Cedar Creek Lake is known for producing some robust largemouth bass, but the crappie population in the lake gets better with each year since the removal of the 9-inch minimum size limit in 2008.

“The crappie are growing pretty well in Cedar Creek,” said John Williams, southeastern fisheries district biologist for Kentucky Fish and Wildlife. “We saw a guy the other day that caught 20 black crappie, with most of them about 13 inches or so.”

This angler caught them on pink crappie jigs, but live minnows fished under bobbers from 6 to 8 feet deep are fooling many nice crappie in the lake. Black crappie prefer clear water and the areas of the lake with less stain in the water make the best fishing spots at this time.


The fisheries division stocked 21,000 rainbow trout in Cedar Creek Lake earlier this year, providing an excellent bonus fishing opportunity. Anglers fishing the bank access areas on the lake should catch some trout by tossing white in-line spinners.

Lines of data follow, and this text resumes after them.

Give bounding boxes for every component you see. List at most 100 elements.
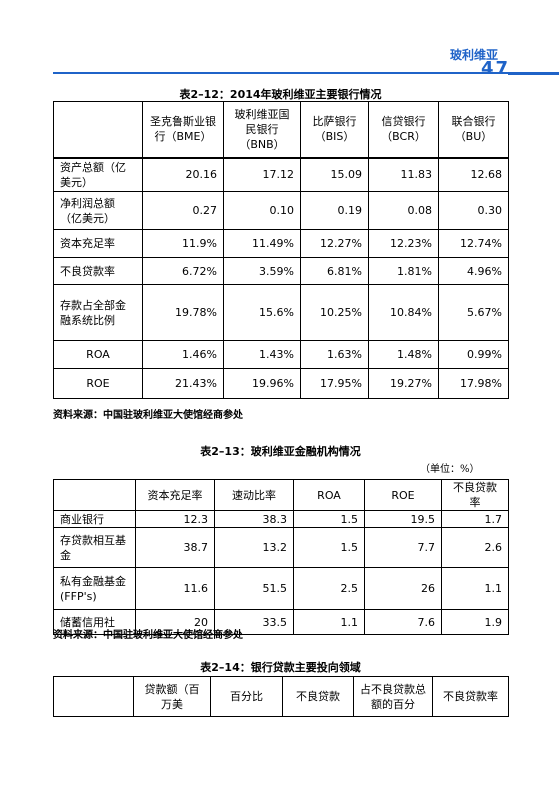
table-cell: 1.5 <box>293 527 365 568</box>
column-header: 圣克鲁斯业银行（BME） <box>142 101 224 159</box>
table-row: 存款占全部金融系统比例 19.78% 15.6% 10.25% 10.84% 5… <box>53 284 509 341</box>
column-header: 联合银行（BU） <box>438 101 509 159</box>
page-number: 47 <box>481 58 511 79</box>
table-cell: 3.59% <box>223 257 301 285</box>
table-cell: 1.1 <box>441 567 509 610</box>
table-cell: 0.27 <box>142 191 224 230</box>
corner-cell <box>53 479 136 511</box>
table-cell: 12.74% <box>438 229 509 258</box>
table-cell: 1.1 <box>293 609 365 635</box>
table-row: 私有金融基金(FFP's) 11.6 51.5 2.5 26 1.1 <box>53 567 509 610</box>
row-label: 存贷款相互基金 <box>53 527 136 568</box>
table-cell: 17.98% <box>438 368 509 399</box>
table-2-12-source: 资料来源：中国驻玻利维亚大使馆经商参处 <box>53 410 243 421</box>
header-rule <box>53 72 508 74</box>
table-cell: 7.7 <box>364 527 442 568</box>
header-rule-tab <box>508 72 559 75</box>
table-cell: 11.6 <box>135 567 215 610</box>
table-cell: 1.9 <box>441 609 509 635</box>
table-cell: 2.6 <box>441 527 509 568</box>
table-cell: 38.7 <box>135 527 215 568</box>
row-label: ROE <box>53 368 143 399</box>
table-row: 资产总额（亿美元） 20.16 17.12 15.09 11.83 12.68 <box>53 157 509 192</box>
section-title: 玻利维亚 <box>450 48 499 62</box>
row-label: 资本充足率 <box>53 229 143 258</box>
table-cell: 11.83 <box>368 157 439 192</box>
corner-cell <box>53 676 134 717</box>
table-2-14: 贷款额（百万美 百分比 不良贷款 占不良贷款总额的百分 不良贷款率 <box>53 676 509 717</box>
column-header: 速动比率 <box>214 479 294 511</box>
table-row: 商业银行 12.3 38.3 1.5 19.5 1.7 <box>53 510 509 528</box>
table-header-row: 资本充足率 速动比率 ROA ROE 不良贷款率 <box>53 479 509 511</box>
table-cell: 4.96% <box>438 257 509 285</box>
table-cell: 17.12 <box>223 157 301 192</box>
table-2-12-caption: 表2–12：2014年玻利维亚主要银行情况 <box>179 88 382 101</box>
column-header: 贷款额（百万美 <box>133 676 211 717</box>
table-cell: 51.5 <box>214 567 294 610</box>
table-2-13-source: 资料来源：中国驻玻利维亚大使馆经商参处 <box>53 630 243 641</box>
table-cell: 1.43% <box>223 340 301 369</box>
table-cell: 15.09 <box>300 157 369 192</box>
table-cell: 12.3 <box>135 510 215 528</box>
table-cell: 2.5 <box>293 567 365 610</box>
table-cell: 26 <box>364 567 442 610</box>
table-row: 存贷款相互基金 38.7 13.2 1.5 7.7 2.6 <box>53 527 509 568</box>
table-cell: 13.2 <box>214 527 294 568</box>
table-cell: 10.84% <box>368 284 439 341</box>
table-row: 资本充足率 11.9% 11.49% 12.27% 12.23% 12.74% <box>53 229 509 258</box>
table-2-13-caption: 表2–13：玻利维亚金融机构情况 <box>200 445 361 458</box>
table-cell: 5.67% <box>438 284 509 341</box>
table-cell: 19.96% <box>223 368 301 399</box>
table-cell: 10.25% <box>300 284 369 341</box>
table-cell: 20 <box>135 609 215 635</box>
row-label: ROA <box>53 340 143 369</box>
row-label: 商业银行 <box>53 510 136 528</box>
table-cell: 1.48% <box>368 340 439 369</box>
table-2-12: 圣克鲁斯业银行（BME） 玻利维亚国民银行（BNB） 比萨银行（BIS） 信贷银… <box>53 101 509 399</box>
table-cell: 0.08 <box>368 191 439 230</box>
table-cell: 11.9% <box>142 229 224 258</box>
table-row: 净利润总额（亿美元） 0.27 0.10 0.19 0.08 0.30 <box>53 191 509 230</box>
table-row: 不良贷款率 6.72% 3.59% 6.81% 1.81% 4.96% <box>53 257 509 285</box>
table-cell: 15.6% <box>223 284 301 341</box>
table-cell: 20.16 <box>142 157 224 192</box>
table-cell: 6.72% <box>142 257 224 285</box>
column-header: ROE <box>364 479 442 511</box>
corner-cell <box>53 101 143 159</box>
table-cell: 6.81% <box>300 257 369 285</box>
table-row: ROA 1.46% 1.43% 1.63% 1.48% 0.99% <box>53 340 509 369</box>
row-label: 资产总额（亿美元） <box>53 157 143 192</box>
table-2-13: 资本充足率 速动比率 ROA ROE 不良贷款率 商业银行 12.3 38.3 … <box>53 479 509 635</box>
table-cell: 33.5 <box>214 609 294 635</box>
table-cell: 1.5 <box>293 510 365 528</box>
column-header: 信贷银行（BCR） <box>368 101 439 159</box>
table-cell: 38.3 <box>214 510 294 528</box>
column-header: 不良贷款 <box>282 676 354 717</box>
row-label: 不良贷款率 <box>53 257 143 285</box>
table-2-14-caption: 表2–14：银行贷款主要投向领域 <box>200 661 361 674</box>
table-cell: 1.63% <box>300 340 369 369</box>
table-cell: 0.30 <box>438 191 509 230</box>
table-cell: 19.5 <box>364 510 442 528</box>
table-cell: 21.43% <box>142 368 224 399</box>
table-cell: 1.46% <box>142 340 224 369</box>
table-cell: 0.99% <box>438 340 509 369</box>
table-cell: 19.78% <box>142 284 224 341</box>
column-header: 百分比 <box>210 676 283 717</box>
table-cell: 12.68 <box>438 157 509 192</box>
table-cell: 7.6 <box>364 609 442 635</box>
row-label: 净利润总额（亿美元） <box>53 191 143 230</box>
table-row: 储蓄信用社 20 33.5 1.1 7.6 1.9 <box>53 609 509 635</box>
row-label: 存款占全部金融系统比例 <box>53 284 143 341</box>
table-cell: 1.81% <box>368 257 439 285</box>
table-row: ROE 21.43% 19.96% 17.95% 19.27% 17.98% <box>53 368 509 399</box>
table-cell: 0.10 <box>223 191 301 230</box>
column-header: 比萨银行（BIS） <box>300 101 369 159</box>
table-header-row: 圣克鲁斯业银行（BME） 玻利维亚国民银行（BNB） 比萨银行（BIS） 信贷银… <box>53 101 509 159</box>
table-cell: 19.27% <box>368 368 439 399</box>
column-header: 占不良贷款总额的百分 <box>353 676 433 717</box>
table-cell: 1.7 <box>441 510 509 528</box>
row-label: 储蓄信用社 <box>53 609 136 635</box>
column-header: ROA <box>293 479 365 511</box>
table-cell: 12.27% <box>300 229 369 258</box>
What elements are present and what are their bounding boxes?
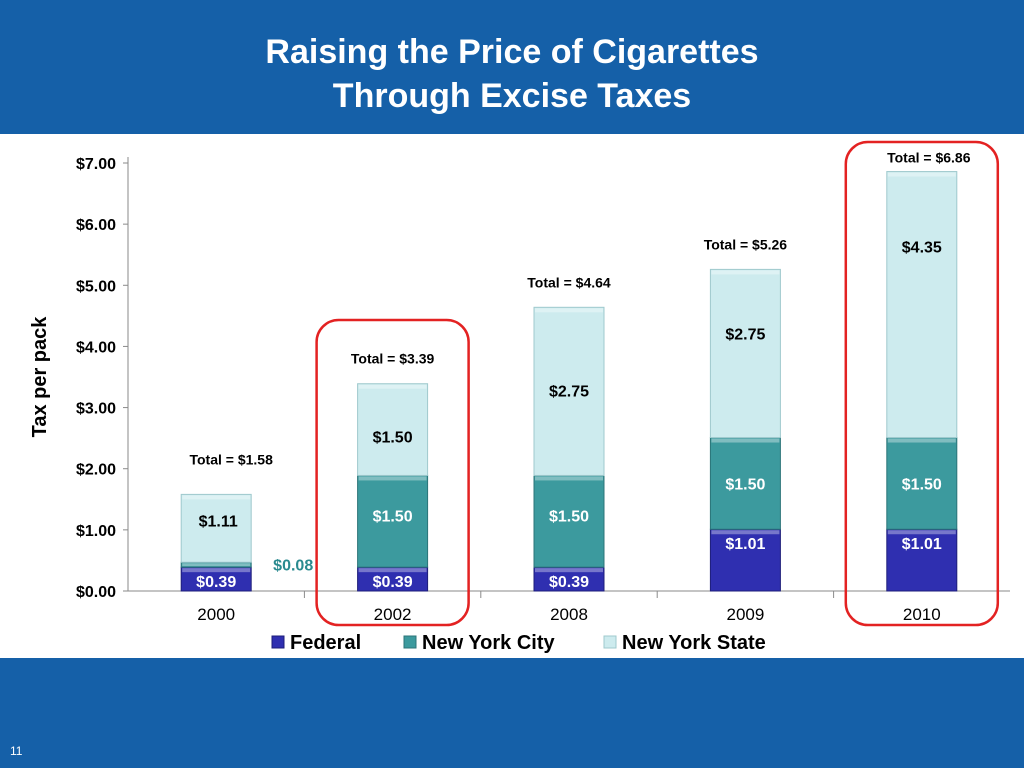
bar-segment-federal: [709, 528, 781, 592]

Shanty Hollow Lake contains 185 acres of water in Warren County and holds an excellent population of white crappie from 12 to 14 inches long. Kentucky Fish and Wildlife placed brush, brush reefs and Christmas Trees in Shanty Hollow near the boat ramp on KY 1592 (Shanty Hollow Road).

Anglers probing these structures with live minnows, chartreuse and red tube jigs or 1/16-ounce chartreuse marabou Road Runners will score fish. You may find the GPS coordinates of these fish holding structures on the Kentucky Fish and Wildlife website at fw.ky.gov. Click on the “Fish” tab, then “Where to Fish.”

Eastern Kentucky anglers should hit 710-acre Carr Creek Lake in Knott County for both white and black crappie. The white crappie in Carr Creek can reach 16 inches, while the black crappie mainly run from 9 to 12 inches long. The lake has a 9-inch minimum size limit on crappie.

Fisheries personnel placed a mixture of pallet stacks and Christmas trees for habitat in Carr Creek and hinge cut trees along the shoreline. Anglers should probe these areas with live minnows, 2-inch chartreuse curly-tailed grubs or blue and white tube jigs rigged on 1/16-ounce leadheads for crappie.

Just like on Shanty Hollow, the GPS coordinates of these fish holding structures are on the fw.ky.gov website under the “Where to Fish” tab.

Crappie time is now on these smaller waters. All you need is some time along with a few lures or minnows to catch the makings of a world class meal. You will also need a valid Kentucky fishing license, as the new license started March 1.

Author Lee McClellan is a nationally award-winning associate editor for Kentucky Afield magazine, the official publication of the Kentucky Department of Fish and Wildlife Resources. He is a life-long hunter and angler, with a passion for smallmouth bass fishing.